Yugoslavya’nın kendine özgü koşulları içinde yaşadıkları toplumun hedeflerine ve hayatlarına entelektüel anlam katarak onları siyasi, kültürel ve İslami açıdan besleyecek bir yapı oluşturan ve temelde İslam’a ve onun değerlerine sadakati esas alan, İslam’ın temel kaynaklarından hareketle İslami uyanış hareketini oluşturan Genç Müslümanlar Hareketi, Müslümanların toplumsal ve kültürel şartlarını iyileştirecek bir eylem programı oluşturmaya çalışmıştır. Hareketin önemli isimlerinden Ömer Behmen’den bir alıntıyla bu yazıyı bitirmenin anlamlı olacağını düşünüyoruz: “Cemaat, Edep, Şura, Amel: Dört temel prensibimizdi. Dervişler çok güzel, zikir sayesinde Allah ile olan bağlarını koruyorlar ama etraflarına faydaları yok. Biz elle ortaya bir şeyler koyabilen cemaat istiyoruz. Gece isteyen ibadetini yapacak ama gündüzleri diğer Müslümanlar için çalışacaklar. Şu an dünyanın en zenginleri ve en fakirleri Müslümanlar...”
Dipnotlar:
1-Hareketin başlama yılının 1939 olduğunda bir ihtilaf olmamakla birlikte bu konuşmada bir dil sürçmesi nedeniyle 1938 tarihi verilmektedir. Sead Trhhulj (1994) resmi kuruluş tarihine odaklanırken 1939 tarihine değinmektedir. Aliya İzzetbegoviç Tarihe Tanıklığım’da da resmi kuruluş tarihi olarak 1941’i işaret etmektedir: “Mart 1941'de, bir Genç Müslümanlar derneği kurmayı ve o tarihte yürürlükte olan düzenlemeler temelinde tescil ettirmeyi denedik. Kendisine bir nevi yönetim kurulu atadığımız bir kurucu meclis topladık. Ancak Nisan’da Almanlar Yugoslavya'yı işgal ettiler ve dernek asla tescil ettirilemedi.” (2003; 17-18)
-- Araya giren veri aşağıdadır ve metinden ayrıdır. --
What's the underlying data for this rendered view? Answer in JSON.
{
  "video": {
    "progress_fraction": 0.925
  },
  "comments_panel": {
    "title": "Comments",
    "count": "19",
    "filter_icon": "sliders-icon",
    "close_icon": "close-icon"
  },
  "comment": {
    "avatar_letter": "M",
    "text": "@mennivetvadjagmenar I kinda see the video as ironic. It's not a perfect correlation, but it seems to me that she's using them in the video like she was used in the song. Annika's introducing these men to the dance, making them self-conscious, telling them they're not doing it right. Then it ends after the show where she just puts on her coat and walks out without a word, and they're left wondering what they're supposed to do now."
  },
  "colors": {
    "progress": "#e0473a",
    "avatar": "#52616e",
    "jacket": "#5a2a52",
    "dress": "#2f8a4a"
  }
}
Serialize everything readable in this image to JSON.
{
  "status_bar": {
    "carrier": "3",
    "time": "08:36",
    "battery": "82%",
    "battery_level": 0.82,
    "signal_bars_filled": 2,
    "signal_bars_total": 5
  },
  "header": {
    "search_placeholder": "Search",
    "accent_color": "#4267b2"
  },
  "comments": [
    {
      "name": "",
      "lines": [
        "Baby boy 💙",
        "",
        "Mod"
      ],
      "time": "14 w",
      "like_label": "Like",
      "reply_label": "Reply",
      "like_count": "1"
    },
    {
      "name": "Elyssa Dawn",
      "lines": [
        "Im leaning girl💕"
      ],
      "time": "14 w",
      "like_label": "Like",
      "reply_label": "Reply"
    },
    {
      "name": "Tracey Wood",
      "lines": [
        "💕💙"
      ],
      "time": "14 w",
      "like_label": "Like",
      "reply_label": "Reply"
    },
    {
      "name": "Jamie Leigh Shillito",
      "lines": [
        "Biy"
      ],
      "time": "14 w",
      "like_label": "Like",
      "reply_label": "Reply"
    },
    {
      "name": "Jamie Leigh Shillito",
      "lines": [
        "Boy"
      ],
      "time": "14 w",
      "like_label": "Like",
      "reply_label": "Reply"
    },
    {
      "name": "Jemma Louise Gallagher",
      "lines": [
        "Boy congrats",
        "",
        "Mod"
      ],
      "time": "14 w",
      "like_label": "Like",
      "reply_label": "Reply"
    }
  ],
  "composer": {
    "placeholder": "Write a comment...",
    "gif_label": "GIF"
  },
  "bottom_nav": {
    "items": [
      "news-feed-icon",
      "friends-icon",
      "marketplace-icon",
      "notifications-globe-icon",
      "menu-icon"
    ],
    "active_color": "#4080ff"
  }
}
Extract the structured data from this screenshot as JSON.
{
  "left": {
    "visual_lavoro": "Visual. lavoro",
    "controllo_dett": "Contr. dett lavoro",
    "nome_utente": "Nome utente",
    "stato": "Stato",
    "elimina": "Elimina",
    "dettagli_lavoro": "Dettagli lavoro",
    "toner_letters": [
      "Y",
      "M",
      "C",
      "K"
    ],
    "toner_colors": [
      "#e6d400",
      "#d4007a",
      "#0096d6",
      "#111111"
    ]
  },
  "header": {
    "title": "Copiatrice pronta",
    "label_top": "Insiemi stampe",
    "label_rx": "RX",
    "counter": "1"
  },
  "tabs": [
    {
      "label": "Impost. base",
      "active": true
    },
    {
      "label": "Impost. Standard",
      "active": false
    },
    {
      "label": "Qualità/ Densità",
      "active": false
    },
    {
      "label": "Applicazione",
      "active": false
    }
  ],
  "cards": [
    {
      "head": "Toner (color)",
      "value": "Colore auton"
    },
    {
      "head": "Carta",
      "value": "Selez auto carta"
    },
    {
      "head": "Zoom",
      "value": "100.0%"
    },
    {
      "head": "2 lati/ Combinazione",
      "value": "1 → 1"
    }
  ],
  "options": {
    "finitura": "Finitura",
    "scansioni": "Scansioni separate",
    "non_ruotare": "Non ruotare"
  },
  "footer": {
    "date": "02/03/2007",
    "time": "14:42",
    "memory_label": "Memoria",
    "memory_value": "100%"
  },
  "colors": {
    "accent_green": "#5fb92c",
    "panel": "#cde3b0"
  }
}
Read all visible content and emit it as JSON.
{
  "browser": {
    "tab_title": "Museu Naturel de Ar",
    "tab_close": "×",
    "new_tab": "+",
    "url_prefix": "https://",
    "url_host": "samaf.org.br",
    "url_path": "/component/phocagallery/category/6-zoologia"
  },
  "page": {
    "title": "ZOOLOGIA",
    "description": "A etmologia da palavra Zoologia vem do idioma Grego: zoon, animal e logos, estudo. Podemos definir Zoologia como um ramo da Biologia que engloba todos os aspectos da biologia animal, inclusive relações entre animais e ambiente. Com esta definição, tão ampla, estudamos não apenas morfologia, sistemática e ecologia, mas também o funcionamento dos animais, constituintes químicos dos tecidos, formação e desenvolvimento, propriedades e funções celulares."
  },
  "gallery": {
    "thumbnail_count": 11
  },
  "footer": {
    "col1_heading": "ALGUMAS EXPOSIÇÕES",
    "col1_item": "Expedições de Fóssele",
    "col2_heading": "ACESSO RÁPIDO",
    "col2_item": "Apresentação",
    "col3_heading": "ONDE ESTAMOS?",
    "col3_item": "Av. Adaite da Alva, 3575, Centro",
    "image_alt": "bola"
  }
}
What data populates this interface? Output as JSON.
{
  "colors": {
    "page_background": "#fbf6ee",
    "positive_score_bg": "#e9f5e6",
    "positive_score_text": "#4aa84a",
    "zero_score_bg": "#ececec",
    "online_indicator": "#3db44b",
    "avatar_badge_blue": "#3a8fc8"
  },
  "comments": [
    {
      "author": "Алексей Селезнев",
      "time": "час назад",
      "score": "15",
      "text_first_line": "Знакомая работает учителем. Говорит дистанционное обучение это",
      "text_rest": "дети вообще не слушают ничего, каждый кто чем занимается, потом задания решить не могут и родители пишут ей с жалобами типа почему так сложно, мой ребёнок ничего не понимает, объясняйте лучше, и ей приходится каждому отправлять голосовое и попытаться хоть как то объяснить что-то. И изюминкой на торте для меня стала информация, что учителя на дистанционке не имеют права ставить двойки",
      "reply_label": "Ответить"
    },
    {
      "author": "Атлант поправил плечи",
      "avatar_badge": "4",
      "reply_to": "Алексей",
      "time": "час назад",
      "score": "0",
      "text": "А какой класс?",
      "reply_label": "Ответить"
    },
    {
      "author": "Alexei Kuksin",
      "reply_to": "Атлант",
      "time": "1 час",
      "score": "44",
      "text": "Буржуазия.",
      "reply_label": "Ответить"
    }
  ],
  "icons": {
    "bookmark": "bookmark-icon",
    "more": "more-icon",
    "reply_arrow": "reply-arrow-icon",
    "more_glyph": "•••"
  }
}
2-İzzetbegoviç, SDA'da çalışan kişilerin Mladi Muslimani teşkilatının eski üyeleri olduğunu belirtir. (Dünden Bugüne Mladi Muslimani Teşkilatının Etkisi Üzerine-2, Haksöz, Sayı: 41)
3-Sead Trhhulj, “Bosna İslami Hareketinin Tarihi”, Haksöz, Sayı: 39, 1994.
4-II. Dünya Savaşı’nın ardından SSCB; Polonya, Çekoslovakya, Macaristan, Doğu Almanya, Bulgaristan, Sırbistan gibi ülkeleri işgal yoluyla komünistleştirmişti. İşte bu durum dünyada birçok devleti SSCB işgaline düşmemek için ABD, İngiltere ve Fransa gibi “demokratik cephe”yi temsil eden kapitalist ülkelerin yanında olmaya zorladı. Türkiye de onlardan biri idi.
5-Münir Gavrankapetanoviç’in İmtihan Alevinde adlı eserinde ortaokul son sınıfta iken lise son sınıfta okuyan bir arkadaşının “Genç Müslümanlar teşkilatına girmek ister misin?” sorusu ile bu harekete katıldığını anlatır. Genç Müslümanlar’la ilk defa Hüsrevbey Camii’nin avlusunda karşılaştığını, din ve felsefe konulu kitaplar okuyarak bu kitapları tartıştıklarını ve kısa zamanda kültürel olarak epey aşama kaydettiklerini anlatır. (1993; 25)
KAYNAKÇA
İZZETBEGOVİÇ, Aliya (2002) “Bosna Direnişi, İslam Dünyasının Dayanışma Ruhunun ve Dinamizminin Canlı Bir Örneğidir”, Konuşan: Akif Emre, Umran, Sayı: 91
İZZETBEGOVİÇ, Aliya (1994) “Dünden Bugüne Mladi Muslimani Teşkilatının Etkisi Üzerine 1-2”, Haksöz, Sayı: 40-41.
İZZETBEGOVİÇ, Aliya (2003) Tarihe Tanıklığım, Çev: A. Demirhan, A. Erkilet, H. Öz, Klasik Yayınları, İstanbul.
JOHNSTONE, Diana (2004) Ahmakların Seferi, Yugoslavya NATO ve Batı’nın Aldatmacaları Çev: E. Ergüven, E. Bulut, Bağlam Yayınları, İstanbul.
BEHMEN, Ömer (2005) “Ömer Behmen ile Söyleşi – Magrib” Mostar, Bosanska Kafana Orient
BEHMEN, Ömer (2008) “Genç Müslümanlar (1939-2005) Bosna Hersek”, ANT Kreaktif Yayınları.
GAVRANKAPETANOVİÇ, Münir (1993) İmtihan Alevinde, Çev: A. Sadak, Pınar Yayınları, İstanbul.